### The order words are used in is important

The order that words are used in text is not random. In English, for example, you can say "the red apple" but not "apple red the". The relationships between words in text is very complex. So complex, in fact, that there's an entire field of linguistics devoted to it: syntax. (You can learn more about syntax [here](https://pdfs.semanticscholar.org/ba33/a9656f43a6b7420a180bdeccd5be98fc05eb.pdf), if you're interested.)

However, there is a relatively simply way of capturing some of these relationships between words, originally proposed by Warren Weaver. You can capture quite a bit of information by just looking at which words tend to show up next to each other more often. 


### What are ngrams? 

The general idea is that you can look at each pair (or triple, set of four, etc.) of words that occur next to each other. In a sufficently-large corpus, you're likely to see "the red" and "red apple" several times, but less likely to see "apple red" and "red the". This is useful to know if, for example, you're trying to figure out what someone is more likely to say to help decide between possible output for an automatic speech recognition system.

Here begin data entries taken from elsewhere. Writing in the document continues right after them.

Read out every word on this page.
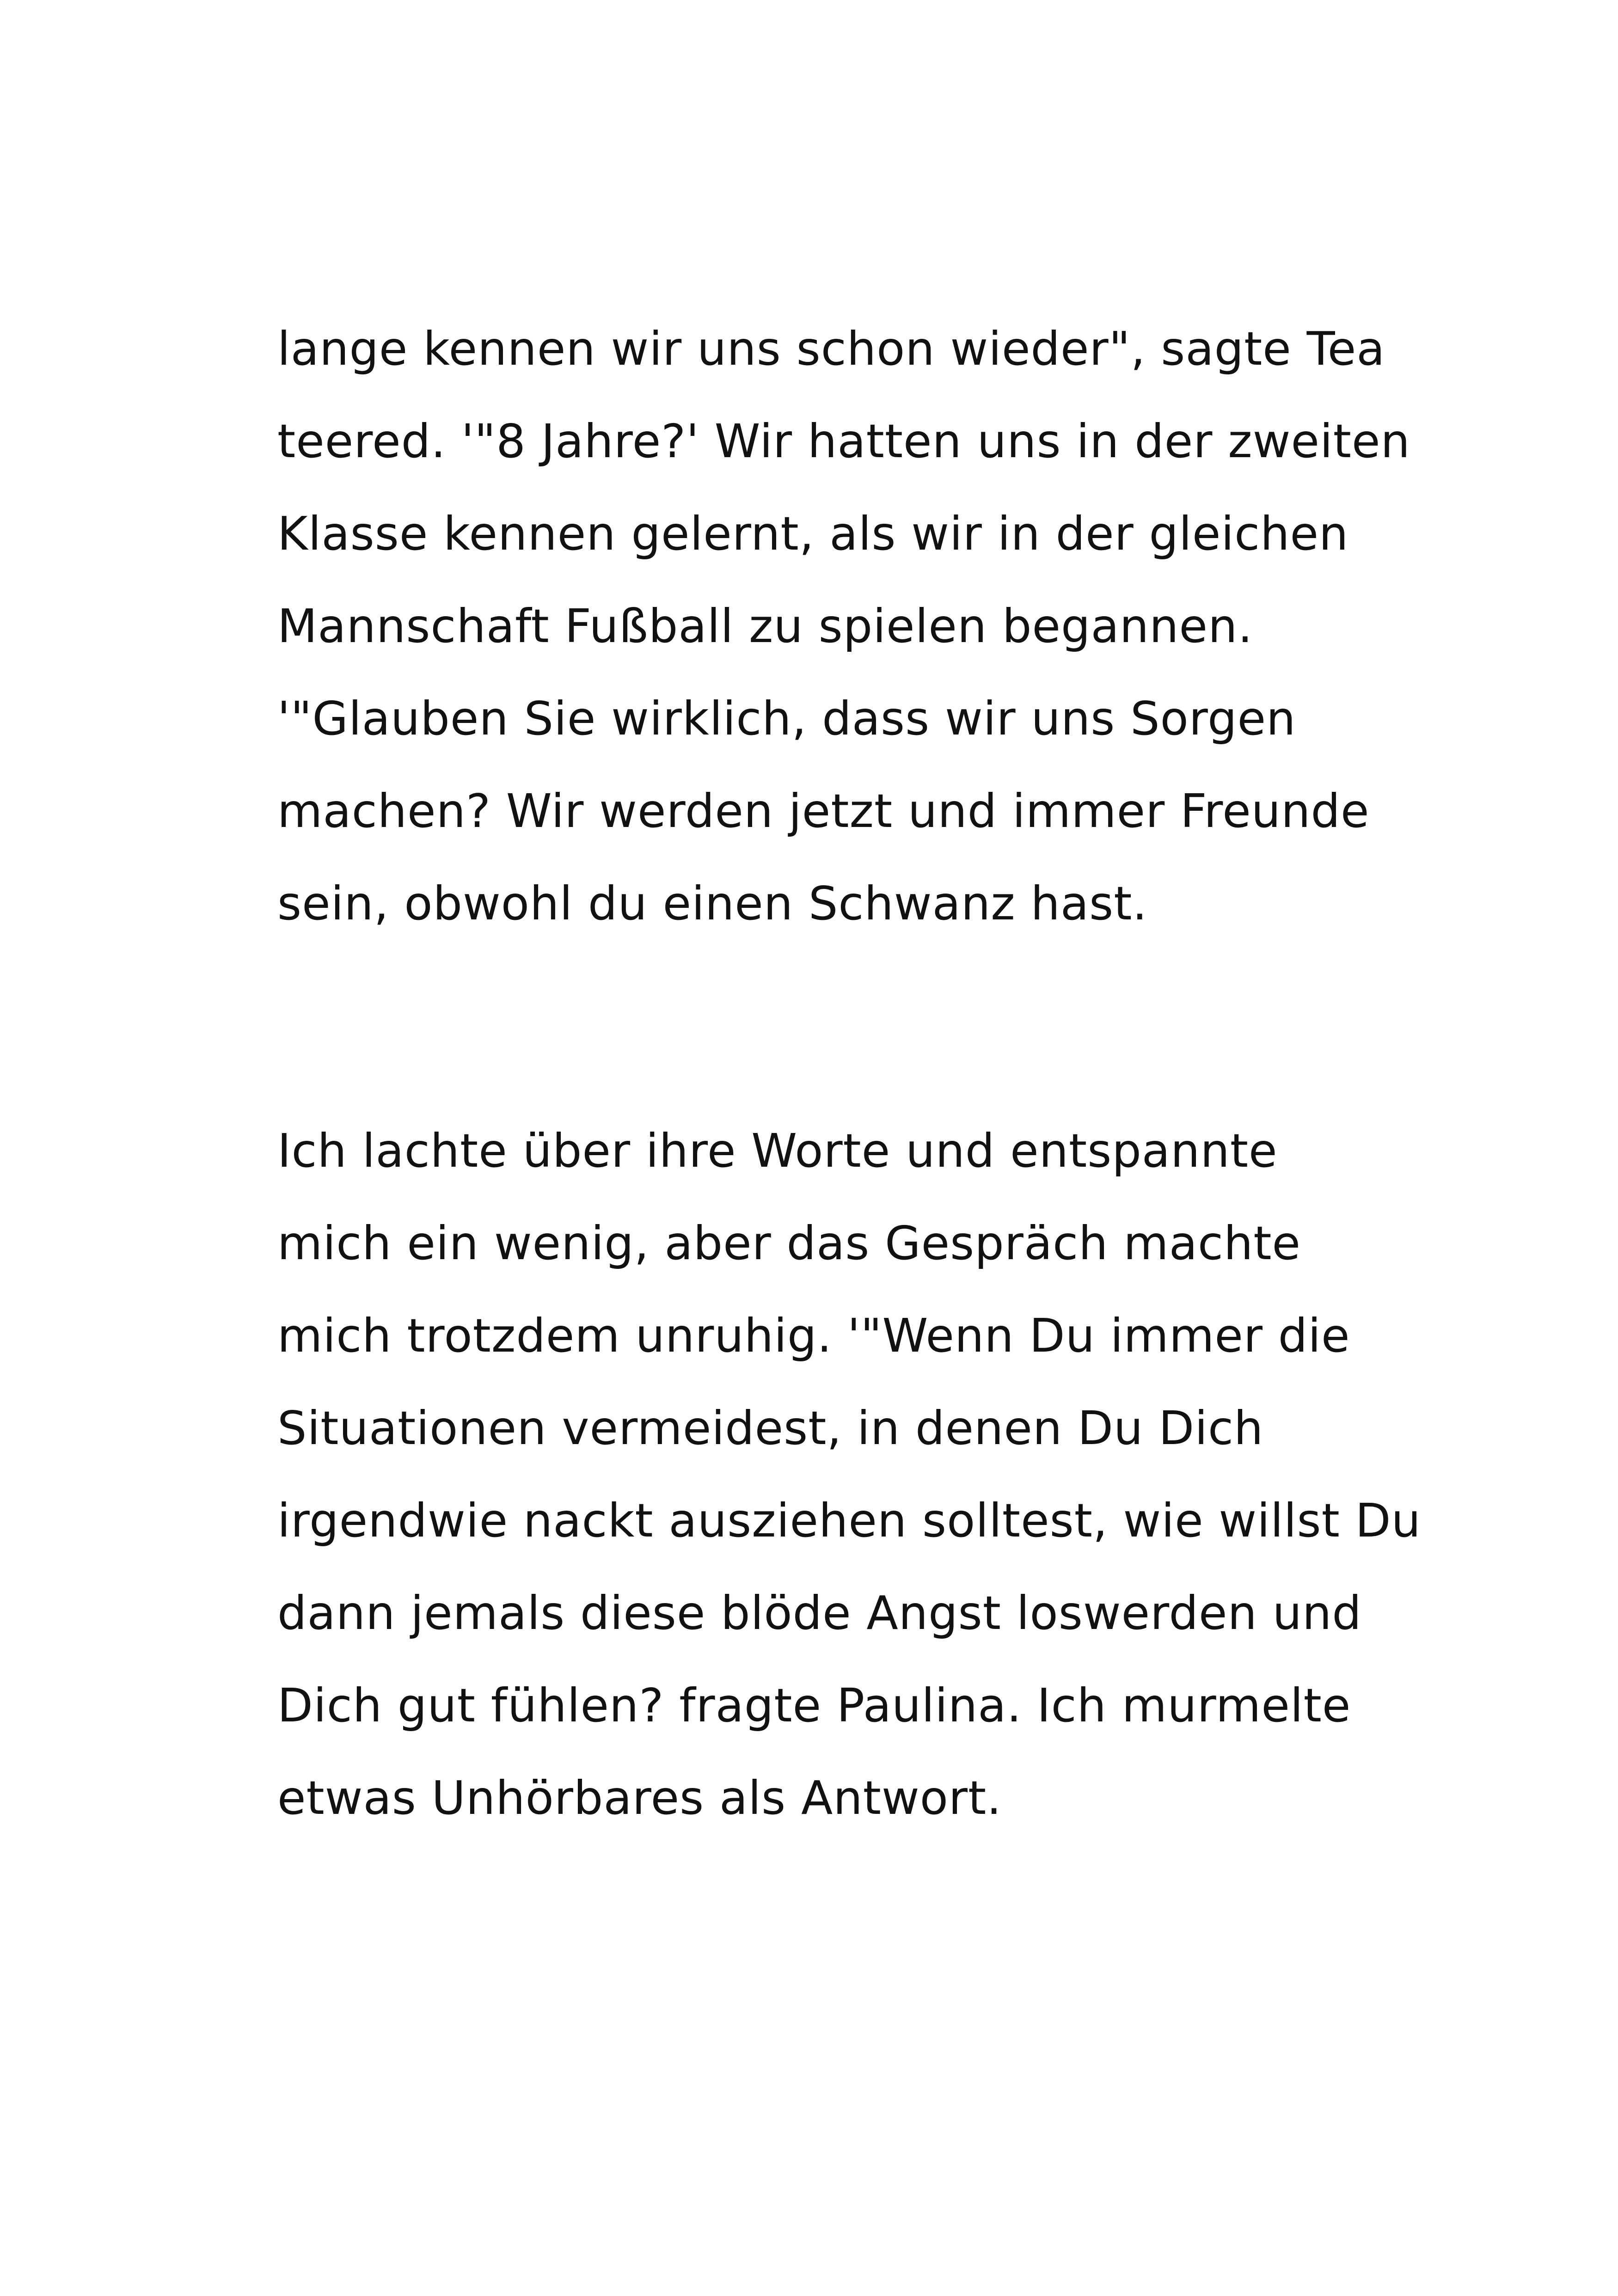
lange kennen wir uns schon wieder", sagte Tea
teered. '"8 Jahre?' Wir hatten uns in der zweiten
Klasse kennen gelernt, als wir in der gleichen
Mannschaft Fußball zu spielen begannen.
'"Glauben Sie wirklich, dass wir uns Sorgen
machen? Wir werden jetzt und immer Freunde
sein, obwohl du einen Schwanz hast.

Ich lachte über ihre Worte und entspannte
mich ein wenig, aber das Gespräch machte
mich trotzdem unruhig. '"Wenn Du immer die
Situationen vermeidest, in denen Du Dich
irgendwie nackt ausziehen solltest, wie willst Du
dann jemals diese blöde Angst loswerden und
Dich gut fühlen? fragte Paulina. Ich murmelte
etwas Unhörbares als Antwort.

These co-occuring words are known as "n-grams", where "n" is a number saying how long a string of words you considered. (Unigrams are single words, bigrams are two words, trigrams are three words, 4-grams are four words, 5-grams are five words, etc.)

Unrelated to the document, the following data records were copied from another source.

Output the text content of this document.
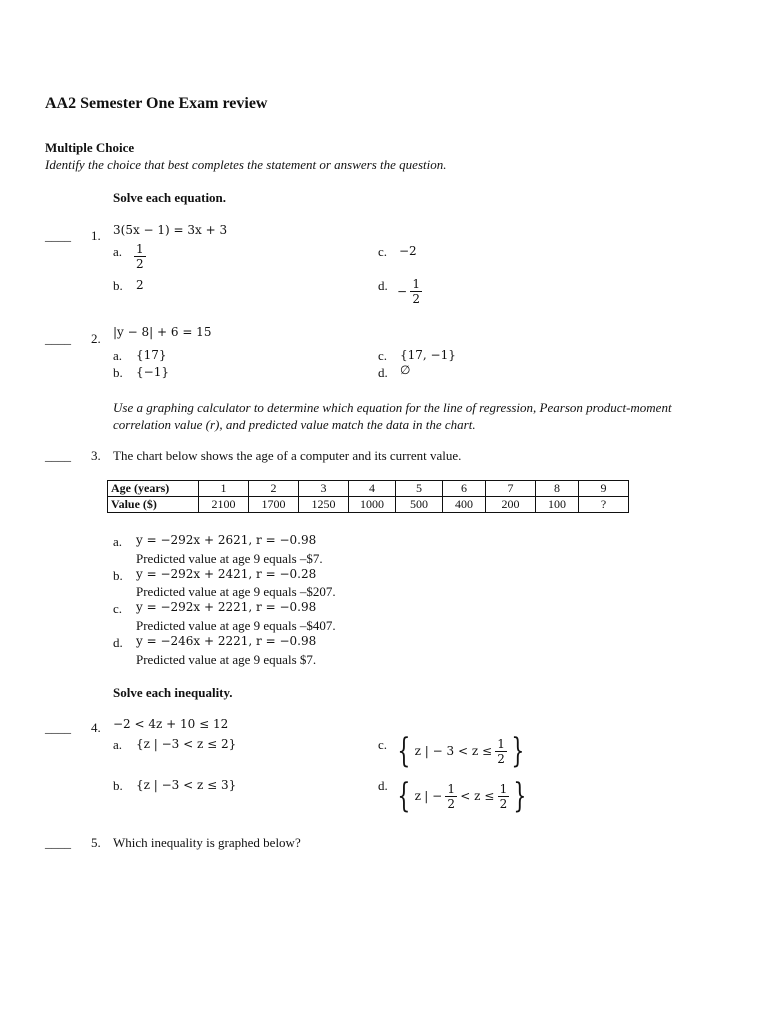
AA2 Semester One Exam review
Multiple Choice
Identify the choice that best completes the statement or answers the question.
Solve each equation.
____ 1. 3(5x − 1) = 3x + 3
a. $\frac{1}{2}$	c. −2
b. 2	d. − $\frac{1}{2}$
____ 2. |y − 8| + 6 = 15
a. {17}	c. {17, −1}
b. {−1}	d. ∅
Use a graphing calculator to determine which equation for the line of regression, Pearson product-moment correlation value (r), and predicted value match the data in the chart.
____ 3. The chart below shows the age of a computer and its current value.
Age (years)	1	2	3	4	5	6	7	8	9
Value ($)	2100	1700	1250	1000	500	400	200	100	?
a. y = −292x + 2621, r = −0.98
Predicted value at age 9 equals –$7.
b. y = −292x + 2421, r = −0.28
Predicted value at age 9 equals –$207.
c. y = −292x + 2221, r = −0.98
Predicted value at age 9 equals –$407.
d. y = −246x + 2221, r = −0.98
Predicted value at age 9 equals $7.
Solve each inequality.
____ 4. −2 < 4z + 10 ≤ 12
a. {z | −3 < z ≤ 2}	c. { z | − $3 < z \le \frac{1}{2}$ }
b. {z | −3 < z ≤ 3}	d. { z | − $\frac{1}{2} < z \le \frac{1}{2}$ }
____ 5. Which inequality is graphed below?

> **Learning goal:** In this tutorial, you'll learn how to find all the n-grams in a corpus & count how often each is used.

In [1]:
# load in all the modules we're going to need
import nltk, re, string, collections
from nltk.util import ngrams # function for making ngrams

# this corpus is pretty big, so let's look at just one of the files in it
with open("../input/spanish_corpus/spanishText_15000_20000", "r", encoding='latin-1') as file:
    text = file.read()

# check to make sure the file read in alright; let's print out the first 1000 characters
text[0:1000]

'<doc id="32449" title="Himno de las Américas" nonfiltered="1" processed="1" dbindex="15001">\nEl Himno de las Américas es cantado en todas las ceremonias y actos oficiales en conmemoración al Día de las Américas (14 de abril). Letra y música de Rodolfo Sciamarella.\n\n Letra .\n\nUn canto de amistad, de buena vecindad, ;\nunidos nos tendrá eternamente. ;\nPor nuestra libertad, por nuestra lealtad, ;\ntenemos que vivir gloriosamente.\n\nUn símbolo de paz alumbrará el vivir ;\nde todo el Continente Americano. ;\nFuerza de Optimismo, fuerza de Hermandad ;\nserá este canto de buena vecindad.\n\nArgentina, Brasil y Bolivia,\nColombia, Chile y Ecuador;\nUruguay, Venezuela y Honduras ;\nGuatemala y El Salvador,\nCosta Rica, Haití, Nicaragua,\nCuba y Paraguay, ;\nNorteamérica, México y Perú,\nSanto Domingo y Panamá;\n\n¡Son hermanos soberanos de la libertad!\n¡Son hermanos soberanos de la libertad!\n\nEn otras versiones se incluyen Cuba y Canadá.\nSanto Domingo es el nombre colonial de Repúbl

Looking at the text, you can see that there's some extra xml markup that we don't really want to analyze (the suff in <pointy brackets>). Let's get rid of that.

In [2]:
# let's do some preprocessing. We don't care about the XML notation, new lines 
# or punctuation marks other than periods. (We'll consider the end of the sentence
# a "word") We also don't want to consider capitalization. 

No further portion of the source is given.